In the third case, proceed as follows. For $ p \in \mathbb{P}^n $, let $ \pi_p $ be the projection to $ \mathbb{P}^{n-1} $ with center at $ p $. If $ p $ is generic over $ b $, then $ \pi_p(V_b) $ is irreducible if and only if $ V_b $ is. By induction, the set of $ (p,b) $ such that $ \pi_p(V_b) $ is irreducible is definable. By definability of types in stable theories, the set of $ b $ such that $ \pi_p(V_b) $ is irreducible for generic $ p $ is definable. But this is the set of $ b $ such that $ V_b $ is irreducible. QED

It is easy to prove by induction on $ \dim D $ that if $ D $ is a definable (= constructible) subset of $ \mathbb{P}^n $, then $ D $ is a finite union of sets of the form $ V \cap U $ where $ V $ is an irreducible Zariski closed set and $ U $ is a Zariski open set intersecting $ V $. The Zariski closure of $ V \cap U $ is exactly $ V $. (If it were $ W $, then $ V \cap U \subset W $, so $ V \subset W \cup (V \setminus U) $. Since $ W \subset V $ and $ V \setminus U \subset V $, either $ W = V $ or $ V \setminus U = V $. In the first case, we are done; in the second $ U $ does not intersect $ V $.) Writing $ D = \bigcup_{i = 1}^m V_i \cap U_i, $ it follows that $ \overline{D} = \bigcup_{i = 1}^m V_i. $

Let $ \mathcal{F}_m $ be the definable family of all constructible sets of the form $ \bigcup_{i = 1}^k V_i \cap U_i $ where $ k \le m $, and each $ V_i $ and $ U_i^c $ is cut out by at most $ m $ polynomials of degree at most $ m $, and $ V_i $ is irreducible. By the Theorem, $ \mathcal{F}_m $ is a uniformly definable family. By the previous paragraph, the map assigning to an element of $ \mathcal{F}_m $ its Zariski closure is also definable.

Now every constructible set is in $ \mathcal{F}_m $ for sufficiently large $ m $. So if $ \phi(x;y) $ is a formula, then compactness ensures that there is some $ m $ such that for every $ b $, $ \phi(\mathbb{U};b) \in \mathcal{F}_m $. It follows that the Zariski closure of $ \phi(\mathbb{U};b) $ is uniformly definable from $ b $. In other words,

**Corollary. ** Zariski closure is definable in families.
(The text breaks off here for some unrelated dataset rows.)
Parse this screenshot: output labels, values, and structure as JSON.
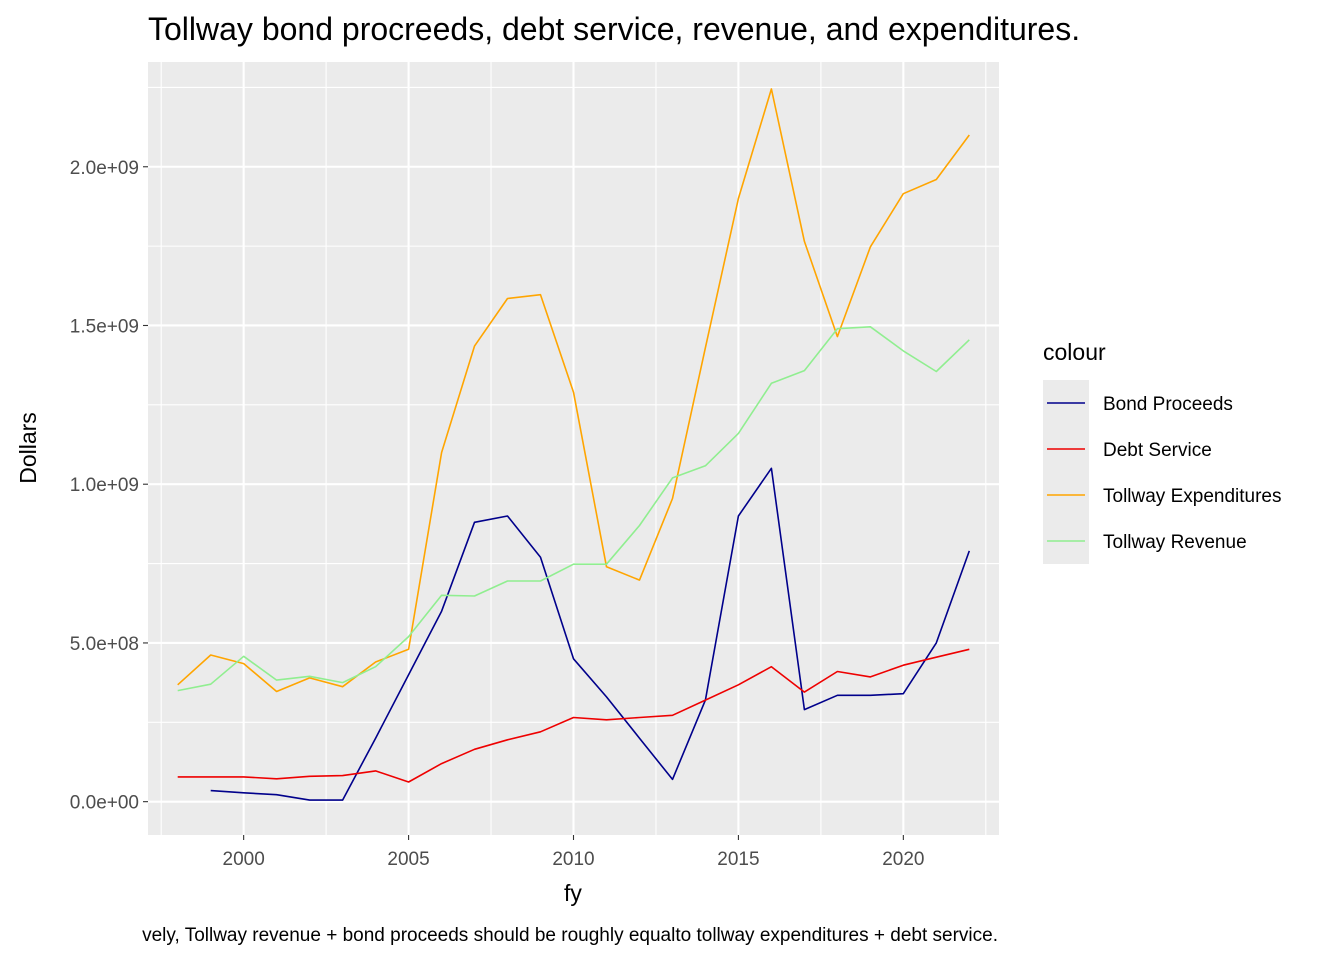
{
  "chart_data": {
    "type": "line",
    "title": "Tollway bond procreeds, debt service, revenue, and expenditures.",
    "xlabel": "fy",
    "ylabel": "Dollars",
    "caption": "vely, Tollway revenue + bond proceeds should be roughly equalto tollway expenditures + debt service.",
    "legend_title": "colour",
    "legend_position": "right",
    "xlim": [
      1997.1,
      2022.9
    ],
    "ylim": [
      -105000000,
      2330000000
    ],
    "x_ticks": [
      2000,
      2005,
      2010,
      2015,
      2020
    ],
    "x_tick_labels": [
      "2000",
      "2005",
      "2010",
      "2015",
      "2020"
    ],
    "y_ticks": [
      0,
      500000000,
      1000000000,
      1500000000,
      2000000000
    ],
    "y_tick_labels": [
      "0.0e+00",
      "5.0e+08",
      "1.0e+09",
      "1.5e+09",
      "2.0e+09"
    ],
    "grid": true,
    "background": "#ebebeb",
    "series": [
      {
        "name": "Bond Proceeds",
        "color": "#00008b",
        "x": [
          1999,
          2000,
          2001,
          2002,
          2003,
          2004,
          2005,
          2006,
          2007,
          2008,
          2009,
          2010,
          2011,
          2012,
          2013,
          2014,
          2015,
          2016,
          2017,
          2018,
          2019,
          2020,
          2021,
          2022
        ],
        "values": [
          35000000,
          28000000,
          22000000,
          5000000,
          5000000,
          200000000,
          400000000,
          600000000,
          880000000,
          900000000,
          770000000,
          450000000,
          330000000,
          200000000,
          70000000,
          320000000,
          900000000,
          1050000000,
          290000000,
          335000000,
          335000000,
          340000000,
          500000000,
          790000000
        ]
      },
      {
        "name": "Debt Service",
        "color": "#ee0000",
        "x": [
          1998,
          1999,
          2000,
          2001,
          2002,
          2003,
          2004,
          2005,
          2006,
          2007,
          2008,
          2009,
          2010,
          2011,
          2012,
          2013,
          2014,
          2015,
          2016,
          2017,
          2018,
          2019,
          2020,
          2021,
          2022
        ],
        "values": [
          78000000,
          78000000,
          78000000,
          72000000,
          80000000,
          82000000,
          97000000,
          62000000,
          120000000,
          165000000,
          195000000,
          220000000,
          265000000,
          258000000,
          265000000,
          272000000,
          320000000,
          368000000,
          425000000,
          345000000,
          410000000,
          393000000,
          430000000,
          455000000,
          480000000
        ]
      },
      {
        "name": "Tollway Expenditures",
        "color": "#ffa500",
        "x": [
          1998,
          1999,
          2000,
          2001,
          2002,
          2003,
          2004,
          2005,
          2006,
          2007,
          2008,
          2009,
          2010,
          2011,
          2012,
          2013,
          2014,
          2015,
          2016,
          2017,
          2018,
          2019,
          2020,
          2021,
          2022
        ],
        "values": [
          368000000,
          462000000,
          435000000,
          347000000,
          390000000,
          362000000,
          440000000,
          480000000,
          1100000000,
          1435000000,
          1585000000,
          1597000000,
          1290000000,
          740000000,
          698000000,
          955000000,
          1430000000,
          1900000000,
          2245000000,
          1765000000,
          1465000000,
          1748000000,
          1915000000,
          1960000000,
          2100000000
        ]
      },
      {
        "name": "Tollway Revenue",
        "color": "#90ee90",
        "x": [
          1998,
          1999,
          2000,
          2001,
          2002,
          2003,
          2004,
          2005,
          2006,
          2007,
          2008,
          2009,
          2010,
          2011,
          2012,
          2013,
          2014,
          2015,
          2016,
          2017,
          2018,
          2019,
          2020,
          2021,
          2022
        ],
        "values": [
          350000000,
          370000000,
          458000000,
          383000000,
          395000000,
          375000000,
          425000000,
          520000000,
          650000000,
          648000000,
          695000000,
          695000000,
          748000000,
          748000000,
          870000000,
          1020000000,
          1058000000,
          1160000000,
          1318000000,
          1358000000,
          1490000000,
          1496000000,
          1420000000,
          1355000000,
          1455000000
        ]
      }
    ]
  }
}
That is, if $ \phi(\mathbb{U};b) \subset \mathbb{P}^n $ for every $ b $, then there is some formula $ \psi(x;y) $ such that $ \psi(\mathbb{U};b) $ is the Zariski closure of $ \phi(\mathbb{U};b) $ for every $ b $.
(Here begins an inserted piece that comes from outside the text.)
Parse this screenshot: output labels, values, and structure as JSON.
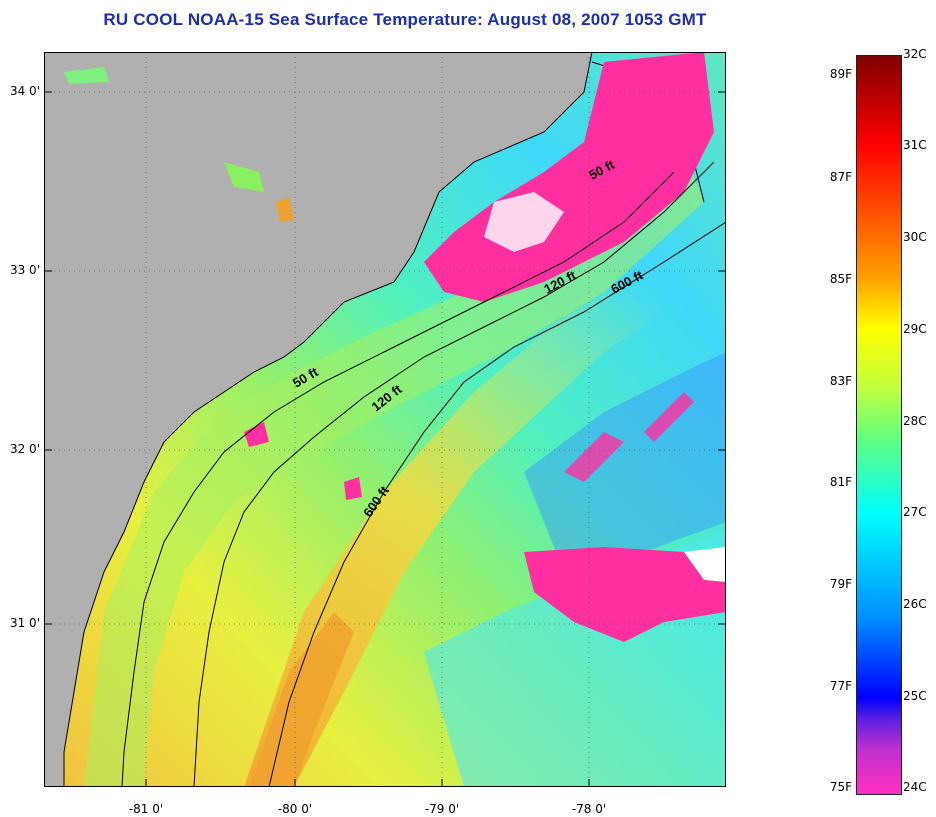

From this, we conclude that:

- The property of being Zariski closed (in $ \mathbb{P}^n $) is definable in families.
- The property of being Zariski closed in $ \mathbb{A}^n $ is definable in families. (Use the embedding of $ \mathbb{A}^n $ into $ \mathbb{P}^n $.)
- The property of being Zariski closed and irreducible in $ \mathbb{A}^n $ is definable in families. (A closed subset of $ \mathbb{A}^n $ is irreducible if and only if its Zariski closure in $ \mathbb{P}^n $ is irreducible.)